The Pinch Tolerance control allows you to specify a tolerance for the Meshing application to use when it generates automatic pinch controls. Vertex-vertex pinch controls will be created on any edge with a length less than the specified tolerance, and edge-edge pinch controls will be created on any face for which two edges are within proximity according to the specified tolerance.

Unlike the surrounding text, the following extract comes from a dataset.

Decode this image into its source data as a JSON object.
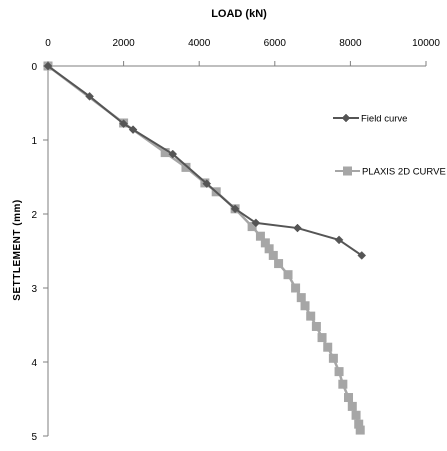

The value that you specify for Pinch Tolerance should be smaller than the mesh size around the region in which the pinch control is being applied. For example, if an Edge Sizing control has been placed on an edge, a Pinch Tolerance value that is greater than that edge sizing may cause the mesher to fail. In general, the value that you specify for Pinch Tolerance should be greater than the value that appears in the Sizing > Minimum Edge Length field. Exceptions to this guideline include models without seam edges, such as elliptical prism, cylinder, and sphere models. Do not specify an overly high value for the Pinch Tolerance control. The Pinch feature allows the mesher to mesh over geometry features as if they were not there, and a tolerance that is set too high can cause inverted elements. When Capture Curvature and/or Capture Proximity is set to Yes, the default pinch tolerance is 90% of the value of Curvature Min Size / Proximity Min Size (whichever is smaller). This differs from the tolerance used by the default mesh based defeaturing. Generate Pinch on Refresh

The Generate Pinch on Refresh control determines whether pinch controls will be regenerated following a change made to the geometry (such as a change made via a Design Modeler application operation such as a merge, connect, etc.). If Generate Pinch on Refresh is set to Yes and you change the geometry, all pinch controls that were created automatically will be deleted and recreated based on the new geometry. If Generate Pinch on Refresh is set to No and you update the geometry, all pinch controls related to the changed part will appear in the Tree Outline but will be flagged as undefined.